My Book Reviews for March 2020

Here are my book reviews for March 2020, and my writing news. What a funny old month! Productivity slowed during the second half as I came to terms with the enormity of the crisis we all face. No doubt I will settle into the new normal and soon be able to concentrate on new reading and writing. I hope we all find our way through this.

Despite the distraction of a global emergency, I managed to write some book reviews for March 2020. These are the great books I read:

Dear Child by Romy Hausmann

A mother and child flee a windowless shack in the woods, and are reunited with family members who never gave up hope. But the nightmare for all of them is only just beginning.

This was a great page-turner. It’s real strength was in its three narrators:
Hannah – a child rescued from a lifetime held in captivity;
Lena – a kidnapped woman, now released;
Matthias – Lena’s father who has been searching for his missing daughter for fourteen years.

All three should evoke the reader’s sympathy and yet their narratives are unsettling and quite possibly unreliable. The author keeps up the tension until the end.

An original take on a difficult theme.

The Mothers by Sarah J. Naughton

This book took me back to my mother and baby group days. How I used to envy the yummy mummies with their immaculate clothes and sleeping-through-the-night babies.

This story is about five such mummies: sophisticated lawyer Chrissie; housewife Bella; working mum of twins Electra, hippy Skye and kick-ass Jen.

As the story progresses and we see something of their home lives over a three-year period, it turns out that maybe they’re not so yummy after all.

When one of the husbands disappears, we also meet police detectives Iona and Yannis. (These two were a delight and would make great series characters.) They smell something decidedly off among the Yankee candles and aromatic supper parties.

I picked up the clues that Sarah J. Naughton carefully laid and was delighted with the denouement. In the closing stages of the journey I had the same heart-pounding feelings as when I read Katharine Johnson’s The Suspects. Fans of one will probably like the other. I loved both.

The Mothers is a sexy, speedy and fabulous thriller that kept me reading until 1.30am. I will be getting another book by this author very soon.

The Memory Wood by Sam Lloyd

This is an unnerving, claustrophobic, gruesome and brilliant captivity story, told from three viewpoints:
Thirteen-year-old Elissa is drugged and kidnapped at a chess tournament. She wakes up manacled to the wall in a filthy and cold cellar.
Elijah is a twelve-year-old boy who visits her in her dungeon. He says he wants to help, but is he all that he seems?
Mairaed is the detective in charge of the police operation to find Elissa. She works with determination despite living through her own personal tragedy.

The first half of the book reminded me of The Collector by John Fowles. There was a gripping, painful, awkward battle of wills between chess champion Elissa and her unpredictable visitor, Elijah.
In the second half, the mental battle moved elsewhere when each heart-pounding revelation was followed by an even bigger shocker.

Not only is Sam Lloyd a terrific plotter, he is an accomplished writer. The narration was so smooth, I took it for granted as I raced through, eager to find out what would happen next.

This must surely become one of the biggest hits of this surreal year.

My Writing News

The Roommates finally appeared in my local Waterstones – a week before the High Street sadly had to close down.
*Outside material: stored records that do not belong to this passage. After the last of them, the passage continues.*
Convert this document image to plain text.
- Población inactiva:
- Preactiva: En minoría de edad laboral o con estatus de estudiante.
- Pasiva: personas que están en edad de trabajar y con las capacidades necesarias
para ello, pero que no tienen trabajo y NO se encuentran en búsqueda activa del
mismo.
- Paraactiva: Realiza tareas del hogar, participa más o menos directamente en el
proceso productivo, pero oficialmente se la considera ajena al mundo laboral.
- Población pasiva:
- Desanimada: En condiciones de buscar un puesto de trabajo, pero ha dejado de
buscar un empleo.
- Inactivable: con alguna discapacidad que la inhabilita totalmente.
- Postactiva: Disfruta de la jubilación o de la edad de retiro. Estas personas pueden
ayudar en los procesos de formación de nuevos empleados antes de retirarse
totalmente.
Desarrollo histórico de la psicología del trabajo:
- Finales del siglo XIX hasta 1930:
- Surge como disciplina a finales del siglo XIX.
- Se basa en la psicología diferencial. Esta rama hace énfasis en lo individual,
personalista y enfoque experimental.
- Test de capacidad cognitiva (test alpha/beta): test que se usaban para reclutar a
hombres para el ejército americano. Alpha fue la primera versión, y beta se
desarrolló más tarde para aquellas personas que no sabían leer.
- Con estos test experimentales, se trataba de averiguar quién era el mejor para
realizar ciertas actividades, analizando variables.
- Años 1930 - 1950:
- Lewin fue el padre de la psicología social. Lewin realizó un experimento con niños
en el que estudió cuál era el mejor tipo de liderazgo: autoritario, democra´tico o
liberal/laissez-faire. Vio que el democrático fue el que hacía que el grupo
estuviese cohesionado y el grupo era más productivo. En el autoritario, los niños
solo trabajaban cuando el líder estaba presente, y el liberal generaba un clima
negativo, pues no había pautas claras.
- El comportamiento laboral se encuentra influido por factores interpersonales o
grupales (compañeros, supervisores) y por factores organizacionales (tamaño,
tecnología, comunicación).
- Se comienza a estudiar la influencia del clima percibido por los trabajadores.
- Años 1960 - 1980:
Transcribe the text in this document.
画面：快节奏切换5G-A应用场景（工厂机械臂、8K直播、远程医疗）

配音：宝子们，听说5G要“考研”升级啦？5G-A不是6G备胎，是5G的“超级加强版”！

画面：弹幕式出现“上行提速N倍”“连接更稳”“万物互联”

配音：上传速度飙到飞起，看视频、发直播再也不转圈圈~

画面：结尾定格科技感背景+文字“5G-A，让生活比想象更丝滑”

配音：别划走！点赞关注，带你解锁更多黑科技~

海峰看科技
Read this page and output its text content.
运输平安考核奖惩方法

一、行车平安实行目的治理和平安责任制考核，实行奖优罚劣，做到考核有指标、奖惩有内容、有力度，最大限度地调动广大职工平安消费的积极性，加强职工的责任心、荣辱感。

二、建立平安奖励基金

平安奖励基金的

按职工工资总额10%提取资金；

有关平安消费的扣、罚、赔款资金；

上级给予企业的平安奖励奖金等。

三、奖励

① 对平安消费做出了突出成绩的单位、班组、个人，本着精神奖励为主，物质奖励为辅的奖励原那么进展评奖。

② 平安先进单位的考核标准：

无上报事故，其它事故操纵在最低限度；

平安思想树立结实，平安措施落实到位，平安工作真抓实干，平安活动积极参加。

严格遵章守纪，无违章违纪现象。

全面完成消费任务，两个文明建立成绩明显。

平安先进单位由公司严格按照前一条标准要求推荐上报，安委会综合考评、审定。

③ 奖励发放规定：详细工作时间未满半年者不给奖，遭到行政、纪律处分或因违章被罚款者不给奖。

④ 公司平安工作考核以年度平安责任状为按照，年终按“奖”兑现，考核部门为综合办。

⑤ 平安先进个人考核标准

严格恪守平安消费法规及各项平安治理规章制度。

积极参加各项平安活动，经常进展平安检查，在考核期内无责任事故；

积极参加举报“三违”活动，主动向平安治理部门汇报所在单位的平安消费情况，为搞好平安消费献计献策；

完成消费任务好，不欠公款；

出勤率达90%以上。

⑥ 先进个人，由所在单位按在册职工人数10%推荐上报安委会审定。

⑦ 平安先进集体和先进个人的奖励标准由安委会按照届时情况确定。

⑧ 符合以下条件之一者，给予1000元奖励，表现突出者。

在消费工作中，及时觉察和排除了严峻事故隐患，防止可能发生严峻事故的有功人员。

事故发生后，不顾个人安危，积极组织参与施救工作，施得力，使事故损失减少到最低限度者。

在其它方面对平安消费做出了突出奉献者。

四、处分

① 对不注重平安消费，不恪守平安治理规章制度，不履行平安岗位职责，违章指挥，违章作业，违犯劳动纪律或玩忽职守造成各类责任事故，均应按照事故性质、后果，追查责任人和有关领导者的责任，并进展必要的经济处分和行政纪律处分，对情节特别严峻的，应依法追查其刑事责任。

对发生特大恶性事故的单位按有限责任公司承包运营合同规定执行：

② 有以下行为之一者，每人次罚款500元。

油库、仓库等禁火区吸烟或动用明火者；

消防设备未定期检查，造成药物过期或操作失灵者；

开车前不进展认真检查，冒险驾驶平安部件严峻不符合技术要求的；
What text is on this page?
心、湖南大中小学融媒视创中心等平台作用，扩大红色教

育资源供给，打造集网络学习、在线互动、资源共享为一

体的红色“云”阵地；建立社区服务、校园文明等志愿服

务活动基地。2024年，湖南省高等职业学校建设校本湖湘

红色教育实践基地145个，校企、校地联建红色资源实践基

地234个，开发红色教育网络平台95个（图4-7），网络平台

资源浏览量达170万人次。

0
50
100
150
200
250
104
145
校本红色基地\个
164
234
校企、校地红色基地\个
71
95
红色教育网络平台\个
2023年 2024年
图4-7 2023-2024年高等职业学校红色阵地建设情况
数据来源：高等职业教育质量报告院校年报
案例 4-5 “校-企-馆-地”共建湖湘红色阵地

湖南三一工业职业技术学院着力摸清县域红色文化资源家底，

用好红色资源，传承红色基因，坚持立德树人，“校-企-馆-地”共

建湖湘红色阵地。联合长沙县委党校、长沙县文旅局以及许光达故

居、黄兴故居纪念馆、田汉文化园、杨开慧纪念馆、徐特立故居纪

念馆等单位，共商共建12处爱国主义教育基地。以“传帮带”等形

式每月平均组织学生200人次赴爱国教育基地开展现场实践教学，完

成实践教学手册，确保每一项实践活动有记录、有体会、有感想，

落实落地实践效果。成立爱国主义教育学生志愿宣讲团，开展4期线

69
It can still be ordered from Waterstones Online, a sterling service by the Waterstones warehouse staff and the Royal Mail.

I am grateful to student journalists who managed to find time to post content about The Roommates despite coping with massive disruption to their studies and trying to get home before lockdown:

Roehampton University – review: “I finished it in less than five hours…Yeah, I was hooked”

Derby University – review: “The best thing about The Roommates is that you can’t help but fall in love with the characters from the first page, and the writing from each girl’s perspective is both enjoyable and brilliant.”

Brunel University – interview

University of Liverpool – interview

University of Kent – interview

I was delighted to record interviews with XpressionFM at Exeter University and CSRFM, community radio station funded by the University of Kent and Canterbury Christ Church University.
I was also interviewed live by the talented student presenters on Burn FM, the radio station of the University of Birmingham, where I’m currently a student.

This follows on from some great publicity in the university press last month.

So that’s my news and book reviews for March 2020.
Stay Safe, Everyone.

By Rachel Sargeant

Rachel Sargeant is a British author. She writes the Gloucestershire Crime Series, published by Hobeck Books. The first title is Her Deadly Friend, and the second is Her Charming Man. Her titles with HarperCollins are: The Roommates, a psychological thriller set in a university during freshers' week; The Good Teacher, a detective mystery, featuring DC Pippa “Agatha” Adams, and The Perfect Neighbours, a psychological thriller set in Germany. Rachel studied at Aberystwyth University, spent several years living in Germany and now lives in Gloucestershire with her family. She holds a PhD from the University of Birmingham.

Comments (1)

  1. Lesley Mumbray-Williams 31st March 2020 at 4:37 pm

    What you ought to be reading, Rachel, is the books of the wonderful Lee Child, the greatest ever!